China's liquidity injection may ratchet up investors' confidence in the Chinese stock market as its hot streak loses steam.
The People's Bank of China announced on Wednesday it would cut banks' reserve requirement ratio (RRR) by 0.5 percentage points, unleashing estimated liquidity of 600 billion yuan (96 billion U.S. dollars) into the world's second largest economy.
China is experiencing the slowest growth in 24 years as the country restructures from an investment-led to a consumption led economy.
The injection cemented some investors' confidence that the monetary policy would ease up amid the economic slowdown, providing liquidity and rationale for a bull run in the stock market despite falling industrial profit, reserved sentiment in real-economy investment and property market correction.
"The junk time is over," wrote GF Securities in a report. "The core logic is not about the amount of liquidity unleashed, rather, the cut confirms that the monetary policy is going to be eased. The easing will propel the public to transfer their assets to the stock market."
Shanghai Composite Index rose 2.2 percent on Thursday's opening after sagging most trading days in the past two weeks.
The RRR cut came at a good time to help the volatile market and drive up the index through gains on blue chips, said Yang Delong, chief strategist at China Southern Fund.
With expectations of more rate and RRR cuts in 2015, Deutsche Bank considered the medium-term upside would remain for Chinese equities.
Deutsche Bank Strategist Chang Yuliang attributed the optimism to
higher non-financial profit margins on the back of lower financial costs and potential valuation normalization amid easing domestic financial conditions.
The RRR cut was considered by some fund managers as suggesting a new round of accommodative policies in the future, since the central bank lowered the interest rates last November.
"The cut fits in the logic of a bull market," said Tebon Fund, adding the arrival of a new monetary easing round made them certain that the stock market would keep climbing.
BOCOM Schroders regards the liquidity unleashing a huge bonus for the Chinese stock market, especially benefiting the financial and real estate sectors.
Weakening growth trends suggested by the PMI decline and concerns of deflation triggered by falling oil prices prompted the market to call for more stimulus measures. But some analysts argue the lowered reserve ratio is to offset capital outflows and should not be interpreted as a sign of across-the-board easing.
UBS Chief China Economist Wang Tao does not consider the cut major monetary stimulus. She said the RRR cut was not a large net liquidity injection that would amplify China's base money supply to result in massive credit expansion.

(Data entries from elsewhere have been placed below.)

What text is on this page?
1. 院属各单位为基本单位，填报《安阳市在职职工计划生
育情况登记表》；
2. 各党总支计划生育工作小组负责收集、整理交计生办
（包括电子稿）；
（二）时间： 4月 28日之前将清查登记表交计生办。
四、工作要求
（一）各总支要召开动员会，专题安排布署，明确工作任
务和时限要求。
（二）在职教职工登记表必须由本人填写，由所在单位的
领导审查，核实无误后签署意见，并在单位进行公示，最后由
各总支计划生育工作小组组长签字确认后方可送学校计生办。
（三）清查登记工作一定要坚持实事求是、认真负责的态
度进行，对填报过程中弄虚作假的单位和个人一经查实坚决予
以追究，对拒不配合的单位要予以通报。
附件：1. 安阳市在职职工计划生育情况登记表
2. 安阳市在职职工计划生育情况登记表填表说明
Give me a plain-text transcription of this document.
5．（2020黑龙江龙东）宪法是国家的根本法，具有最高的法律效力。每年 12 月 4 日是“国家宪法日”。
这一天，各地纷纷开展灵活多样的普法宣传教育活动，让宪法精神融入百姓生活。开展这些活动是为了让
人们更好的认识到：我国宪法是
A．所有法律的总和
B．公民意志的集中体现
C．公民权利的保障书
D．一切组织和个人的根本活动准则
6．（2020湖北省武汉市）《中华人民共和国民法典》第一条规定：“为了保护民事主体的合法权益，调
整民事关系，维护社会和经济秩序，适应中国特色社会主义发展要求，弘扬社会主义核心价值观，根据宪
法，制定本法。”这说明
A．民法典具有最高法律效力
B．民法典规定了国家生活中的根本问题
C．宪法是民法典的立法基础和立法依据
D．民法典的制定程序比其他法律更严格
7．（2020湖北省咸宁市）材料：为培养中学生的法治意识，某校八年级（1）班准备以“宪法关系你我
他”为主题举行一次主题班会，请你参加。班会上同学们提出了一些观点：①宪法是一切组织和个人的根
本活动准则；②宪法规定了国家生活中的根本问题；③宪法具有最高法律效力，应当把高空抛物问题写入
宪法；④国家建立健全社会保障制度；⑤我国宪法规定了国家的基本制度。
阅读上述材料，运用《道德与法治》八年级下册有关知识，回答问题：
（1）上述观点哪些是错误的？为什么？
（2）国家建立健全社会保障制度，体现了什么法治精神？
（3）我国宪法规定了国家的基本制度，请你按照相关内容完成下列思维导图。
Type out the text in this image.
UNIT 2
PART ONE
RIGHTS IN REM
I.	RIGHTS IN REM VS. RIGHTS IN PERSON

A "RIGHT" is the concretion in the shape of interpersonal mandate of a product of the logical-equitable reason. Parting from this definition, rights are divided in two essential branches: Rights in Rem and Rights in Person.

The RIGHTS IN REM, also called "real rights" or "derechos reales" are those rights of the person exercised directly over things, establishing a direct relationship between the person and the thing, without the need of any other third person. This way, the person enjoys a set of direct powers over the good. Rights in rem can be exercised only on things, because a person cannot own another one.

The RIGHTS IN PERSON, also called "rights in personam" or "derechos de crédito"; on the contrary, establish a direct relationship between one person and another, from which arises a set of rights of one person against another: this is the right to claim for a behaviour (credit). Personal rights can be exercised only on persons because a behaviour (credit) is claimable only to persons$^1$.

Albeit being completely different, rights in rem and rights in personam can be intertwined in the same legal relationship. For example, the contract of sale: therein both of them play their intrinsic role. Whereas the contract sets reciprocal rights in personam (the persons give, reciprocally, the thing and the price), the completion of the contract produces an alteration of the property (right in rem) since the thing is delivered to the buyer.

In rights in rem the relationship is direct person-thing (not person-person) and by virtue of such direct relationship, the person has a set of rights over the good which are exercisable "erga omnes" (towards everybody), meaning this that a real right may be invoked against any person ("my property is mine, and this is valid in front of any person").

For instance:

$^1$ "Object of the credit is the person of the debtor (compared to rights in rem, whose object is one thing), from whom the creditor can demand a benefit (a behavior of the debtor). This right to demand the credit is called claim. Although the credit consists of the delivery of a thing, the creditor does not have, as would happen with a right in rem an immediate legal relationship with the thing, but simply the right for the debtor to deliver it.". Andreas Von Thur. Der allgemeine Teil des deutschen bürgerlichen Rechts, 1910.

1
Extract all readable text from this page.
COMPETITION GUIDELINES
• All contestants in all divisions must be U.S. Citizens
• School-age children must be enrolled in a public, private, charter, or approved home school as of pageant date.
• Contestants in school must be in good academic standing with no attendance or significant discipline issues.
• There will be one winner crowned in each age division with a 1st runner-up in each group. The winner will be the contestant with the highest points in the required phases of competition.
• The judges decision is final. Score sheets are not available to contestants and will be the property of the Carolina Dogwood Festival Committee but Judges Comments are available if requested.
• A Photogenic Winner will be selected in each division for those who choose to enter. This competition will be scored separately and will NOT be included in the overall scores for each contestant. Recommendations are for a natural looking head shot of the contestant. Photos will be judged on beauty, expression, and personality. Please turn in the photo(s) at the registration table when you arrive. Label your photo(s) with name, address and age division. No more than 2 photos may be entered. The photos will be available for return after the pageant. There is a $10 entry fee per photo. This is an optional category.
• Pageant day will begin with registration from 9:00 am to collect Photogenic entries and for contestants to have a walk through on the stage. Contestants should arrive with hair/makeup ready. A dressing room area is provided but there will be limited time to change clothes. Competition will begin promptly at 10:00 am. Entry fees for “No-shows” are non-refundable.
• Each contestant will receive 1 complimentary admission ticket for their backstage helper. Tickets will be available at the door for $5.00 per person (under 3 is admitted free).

"The RRR cut was to maintain the neutral monetary policy," said Ding Shuang, Citibank Senior China Economist. "No such action would equal squeezing the money pipe in current conditions of capital outflow and inflation downturn."
Ding expected two interest rate cuts in the first half, one in the first quarter and another in the second quarter. He said China might also lower the reserve ratio two or three times more within the year.
Not all funds expressed strong sentiment for a bull run as a wave of initial public offerings will start next Tuesday.
"The market is very likely to stay volatile in the near term," said Wang Xuelei, analyst at Shanghai Securities.